Outnumbered by the rebellion, the commanding officers at Taranto launched an SOS to their superiors who sent the machine-gun company and a battalion from Worcestershire Regiment to restore order at the barrel of a gun. Threatened into submission, the perceived ringleaders of this four day uprising were rounded up and the 9th Battalion were disbanded (ahead of the entire regiment of BWIR being formally disbanded three years later), their men distributed to other battalions and subsequently disarmed and demobilised. Some sixty West Indian soldiers were eventually tried on the charge of mutiny. Custodial sentences for this charge ranged from three to five years and the majority would go on to serve such numbers, however one soldier got twenty years in gaol whilst another was executed by firing squad.
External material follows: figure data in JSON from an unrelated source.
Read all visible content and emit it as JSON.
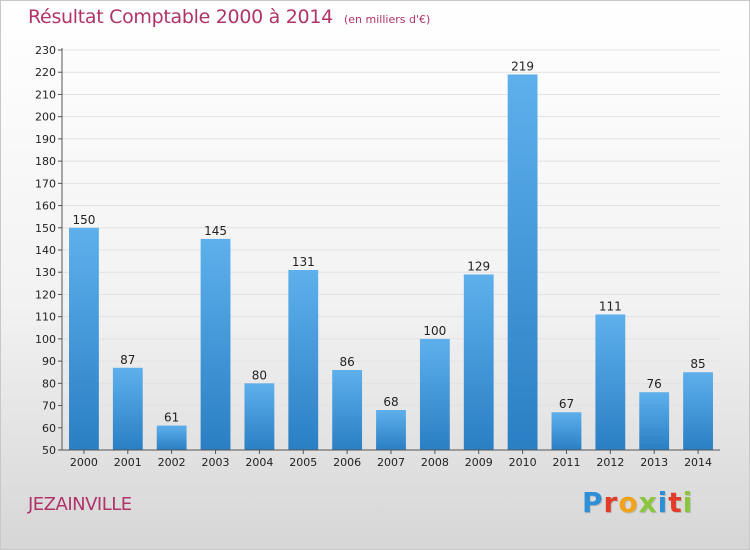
{
  "title": "Résultat Comptable 2000 à 2014",
  "subtitle": "(en milliers d'€)",
  "commune": "JEZAINVILLE",
  "logo": {
    "text": "Proxiti",
    "letters": [
      {
        "ch": "P",
        "color": "#2f8fd6"
      },
      {
        "ch": "r",
        "color": "#e23b2a"
      },
      {
        "ch": "o",
        "color": "#f2a21b"
      },
      {
        "ch": "x",
        "color": "#8cc63f"
      },
      {
        "ch": "i",
        "color": "#2f8fd6"
      },
      {
        "ch": "t",
        "color": "#e23b2a"
      },
      {
        "ch": "i",
        "color": "#8cc63f"
      }
    ]
  },
  "colors": {
    "title": "#b0336a",
    "bar_top": "#5eb0ec",
    "bar_bottom": "#2a7fc4",
    "grid": "#e2e2e2",
    "axis": "#555555",
    "text": "#222222"
  },
  "chart_data": {
    "type": "bar",
    "title": "Résultat Comptable 2000 à 2014",
    "subtitle": "(en milliers d'€)",
    "xlabel": "",
    "ylabel": "",
    "categories": [
      "2000",
      "2001",
      "2002",
      "2003",
      "2004",
      "2005",
      "2006",
      "2007",
      "2008",
      "2009",
      "2010",
      "2011",
      "2012",
      "2013",
      "2014"
    ],
    "values": [
      150,
      87,
      61,
      145,
      80,
      131,
      86,
      68,
      100,
      129,
      219,
      67,
      111,
      76,
      85
    ],
    "ylim": [
      50,
      230
    ],
    "yticks": [
      50,
      60,
      70,
      80,
      90,
      100,
      110,
      120,
      130,
      140,
      150,
      160,
      170,
      180,
      190,
      200,
      210,
      220,
      230
    ],
    "grid": true
  }
}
Though the mutiny was defeated, resentment continued to spread through the ranks. On 17th December, a little over a month after the incident at Taranto, around sixty NCO’s met to form the Caribbean League, an organisation whose aim was Black rights and an opposition to colonial rule. At a follow-up meeting held just three days later, Sergeant Baxter of the 3rd Battalion BWIR, voiced the league’s intentions thus; “the Black man should have freedom and govern himself in the West Indies and that if necessary, force and bloodshed should be used to attain that object”. With no objections raised, the league set out to organise on their return home to the West Indies and hold a general strike for better pay. True to their word, many protests, strikes and riots were indeed held against the economic crisis in the Caribbean that had been shaped by the aftermath of the war. Acutely, painfully aware of the winds of change that the wake of these actions presented,, a colonial memo from the British government in 1919 recorded that; “Nothing we can do will alter the fact that the Black man has begun to think and feel himself as good as the white.”